Command–Line Bulk Loader Properties

The ETL collaboration is generated by a file that includes configurable properties you need to define. The file is named genCollab.bat for Windows and genCollab.sh for UNIX. It is located in the directory where you extracted the IBML Tool files on the master processor. The following table lists and describes the default properties for the file.


Tip –

If you get a usage error when running the Bulk Loader after configuring the properties below, remove the double-quotes from around the paths and filenames (but not from the delimiters).


Table 7 Command–Line Bulk Loader Properties

Property Name 

Description 

NetBeans and Java Properties

NB_HOME 

The absolute path to the NetBeans home directory on the master processor. 

JAVAPATH 

The absolute path to the bin directory in the Java installation; for example, C:\\Java\jre1.5.0_11\bin.

DB_DRIVER_PATH 

The absolute path to the database driver for the database platform of the master index database. 

DB_DRIVER_NAME 

The name of the database driver in the path specified above; for example, ojdbc14.jar.

Source Data Properties

SOURCE_LOC 

The absolute path to the data files to be loaded into the master index database. These are located in the masterindex folder in the working directory you created for the Bulk Matcher.

FIELD_DELIMITER 

The character that separates the fields in the master data image files. By default, fields are delimited by a pipe character (|). 

RECORD_DELIMITER 

The characters that separate the records in the master data image files. By default, the records are delimited by three dollar signs ($$$). 
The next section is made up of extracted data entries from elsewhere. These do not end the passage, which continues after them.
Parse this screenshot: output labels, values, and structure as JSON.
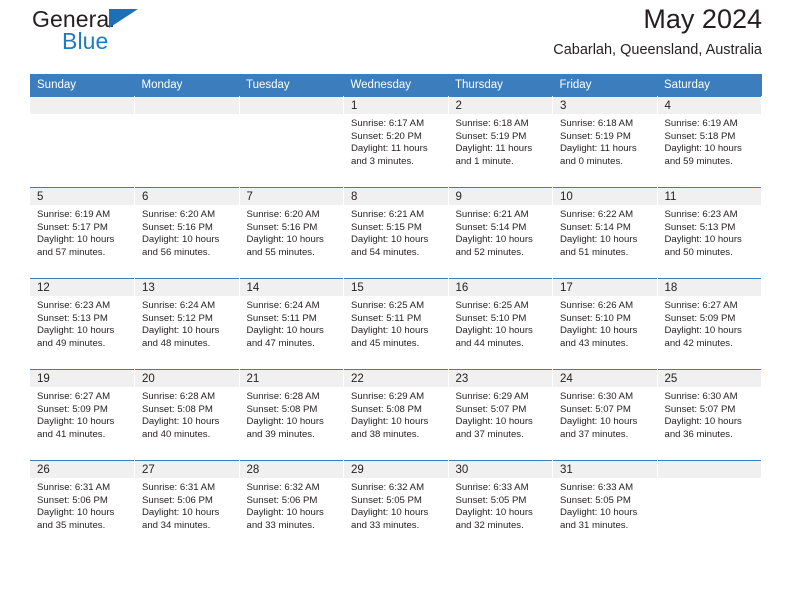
{
  "brand": {
    "word_one": "General",
    "word_two": "Blue",
    "logo_icon": "triangle-logo-icon",
    "accent_color": "#1f7bc1"
  },
  "header": {
    "title": "May 2024",
    "subtitle": "Cabarlah, Queensland, Australia"
  },
  "calendar": {
    "header_color": "#3b7dbd",
    "daynum_bg": "#f0f0f0",
    "weekday_headers": [
      "Sunday",
      "Monday",
      "Tuesday",
      "Wednesday",
      "Thursday",
      "Friday",
      "Saturday"
    ],
    "weeks": [
      [
        {
          "day": "",
          "empty": true,
          "lines": []
        },
        {
          "day": "",
          "empty": true,
          "lines": []
        },
        {
          "day": "",
          "empty": true,
          "lines": []
        },
        {
          "day": "1",
          "empty": false,
          "lines": [
            "Sunrise: 6:17 AM",
            "Sunset: 5:20 PM",
            "Daylight: 11 hours",
            "and 3 minutes."
          ]
        },
        {
          "day": "2",
          "empty": false,
          "lines": [
            "Sunrise: 6:18 AM",
            "Sunset: 5:19 PM",
            "Daylight: 11 hours",
            "and 1 minute."
          ]
        },
        {
          "day": "3",
          "empty": false,
          "lines": [
            "Sunrise: 6:18 AM",
            "Sunset: 5:19 PM",
            "Daylight: 11 hours",
            "and 0 minutes."
          ]
        },
        {
          "day": "4",
          "empty": false,
          "lines": [
            "Sunrise: 6:19 AM",
            "Sunset: 5:18 PM",
            "Daylight: 10 hours",
            "and 59 minutes."
          ]
        }
      ],
      [
        {
          "day": "5",
          "empty": false,
          "lines": [
            "Sunrise: 6:19 AM",
            "Sunset: 5:17 PM",
            "Daylight: 10 hours",
            "and 57 minutes."
          ]
        },
        {
          "day": "6",
          "empty": false,
          "lines": [
            "Sunrise: 6:20 AM",
            "Sunset: 5:16 PM",
            "Daylight: 10 hours",
            "and 56 minutes."
          ]
        },
        {
          "day": "7",
          "empty": false,
          "lines": [
            "Sunrise: 6:20 AM",
            "Sunset: 5:16 PM",
            "Daylight: 10 hours",
            "and 55 minutes."
          ]
        },
        {
          "day": "8",
          "empty": false,
          "lines": [
            "Sunrise: 6:21 AM",
            "Sunset: 5:15 PM",
            "Daylight: 10 hours",
            "and 54 minutes."
          ]
        },
        {
          "day": "9",
          "empty": false,
          "lines": [
            "Sunrise: 6:21 AM",
            "Sunset: 5:14 PM",
            "Daylight: 10 hours",
            "and 52 minutes."
          ]
        },
        {
          "day": "10",
          "empty": false,
          "lines": [
            "Sunrise: 6:22 AM",
            "Sunset: 5:14 PM",
            "Daylight: 10 hours",
            "and 51 minutes."
          ]
        },
        {
          "day": "11",
          "empty": false,
          "lines": [
            "Sunrise: 6:23 AM",
            "Sunset: 5:13 PM",
            "Daylight: 10 hours",
            "and 50 minutes."
          ]
        }
      ],
      [
        {
          "day": "12",
          "empty": false,
          "lines": [
            "Sunrise: 6:23 AM",
            "Sunset: 5:13 PM",
            "Daylight: 10 hours",
            "and 49 minutes."
          ]
        },
        {
          "day": "13",
          "empty": false,
          "lines": [
            "Sunrise: 6:24 AM",
            "Sunset: 5:12 PM",
            "Daylight: 10 hours",
            "and 48 minutes."
          ]
        },
        {
          "day": "14",
          "empty": false,
          "lines": [
            "Sunrise: 6:24 AM",
            "Sunset: 5:11 PM",
            "Daylight: 10 hours",
            "and 47 minutes."
          ]
        },
        {
          "day": "15",
          "empty": false,
          "lines": [
            "Sunrise: 6:25 AM",
            "Sunset: 5:11 PM",
            "Daylight: 10 hours",
            "and 45 minutes."
          ]
        },
        {
          "day": "16",
          "empty": false,
          "lines": [
            "Sunrise: 6:25 AM",
            "Sunset: 5:10 PM",
            "Daylight: 10 hours",
            "and 44 minutes."
          ]
        },
        {
          "day": "17",
          "empty": false,
          "lines": [
            "Sunrise: 6:26 AM",
            "Sunset: 5:10 PM",
            "Daylight: 10 hours",
            "and 43 minutes."
          ]
        },
        {
          "day": "18",
          "empty": false,
          "lines": [
            "Sunrise: 6:27 AM",
            "Sunset: 5:09 PM",
            "Daylight: 10 hours",
            "and 42 minutes."
          ]
        }
      ],
      [
        {
          "day": "19",
          "empty": false,
          "lines": [
            "Sunrise: 6:27 AM",
            "Sunset: 5:09 PM",
            "Daylight: 10 hours",
            "and 41 minutes."
          ]
        },
        {
          "day": "20",
          "empty": false,
          "lines": [
            "Sunrise: 6:28 AM",
            "Sunset: 5:08 PM",
            "Daylight: 10 hours",
            "and 40 minutes."
          ]
        },
        {
          "day": "21",
          "empty": false,
          "lines": [
            "Sunrise: 6:28 AM",
            "Sunset: 5:08 PM",
            "Daylight: 10 hours",
            "and 39 minutes."
          ]
        },
        {
          "day": "22",
          "empty": false,
          "lines": [
            "Sunrise: 6:29 AM",
            "Sunset: 5:08 PM",
            "Daylight: 10 hours",
            "and 38 minutes."
          ]
        },
        {
          "day": "23",
          "empty": false,
          "lines": [
            "Sunrise: 6:29 AM",
            "Sunset: 5:07 PM",
            "Daylight: 10 hours",
            "and 37 minutes."
          ]
        },
        {
          "day": "24",
          "empty": false,
          "lines": [
            "Sunrise: 6:30 AM",
            "Sunset: 5:07 PM",
            "Daylight: 10 hours",
            "and 37 minutes."
          ]
        },
        {
          "day": "25",
          "empty": false,
          "lines": [
            "Sunrise: 6:30 AM",
            "Sunset: 5:07 PM",
            "Daylight: 10 hours",
            "and 36 minutes."
          ]
        }
      ],
      [
        {
          "day": "26",
          "empty": false,
          "lines": [
            "Sunrise: 6:31 AM",
            "Sunset: 5:06 PM",
            "Daylight: 10 hours",
            "and 35 minutes."
          ]
        },
        {
          "day": "27",
          "empty": false,
          "lines": [
            "Sunrise: 6:31 AM",
            "Sunset: 5:06 PM",
            "Daylight: 10 hours",
            "and 34 minutes."
          ]
        },
        {
          "day": "28",
          "empty": false,
          "lines": [
            "Sunrise: 6:32 AM",
            "Sunset: 5:06 PM",
            "Daylight: 10 hours",
            "and 33 minutes."
          ]
        },
        {
          "day": "29",
          "empty": false,
          "lines": [
            "Sunrise: 6:32 AM",
            "Sunset: 5:05 PM",
            "Daylight: 10 hours",
            "and 33 minutes."
          ]
        },
        {
          "day": "30",
          "empty": false,
          "lines": [
            "Sunrise: 6:33 AM",
            "Sunset: 5:05 PM",
            "Daylight: 10 hours",
            "and 32 minutes."
          ]
        },
        {
          "day": "31",
          "empty": false,
          "lines": [
            "Sunrise: 6:33 AM",
            "Sunset: 5:05 PM",
            "Daylight: 10 hours",
            "and 31 minutes."
          ]
        },
        {
          "day": "",
          "empty": true,
          "lines": []
        }
      ]
    ]
  }
}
Target Database Properties

TARGET_DB_TYPE 

The database platform used for the master index database. Specify 1 for Oracle, 2 for MySQL, or 3 for SQL Server.  

TARGET_LOC 

The name or IP address of the server on which the master index database resides. 

TARGET_PORT 

The port number on which the master index database is listening. The default port is 1521 for Oracle, 1433 for SQL Server, and 3306 for MySQL. 

TARGET_ID 

The SID or database name of the master index database. 

TARGET_SCHEMA 

The name of the database schema that defines the tables, fields, and relationships for the master index database. The default schema for SQL Server databases is “dbo”; for Oracle, the default is the same as the SID name of the database. 

TARGET_CATALOG 

The name of the database catalog containing the master index database metadata. This property can be left empty. 

TARGET_LOGIN 

The login ID of the user with administrator abilities for the master index database. 

TARGET_PW 

The password for the above login ID.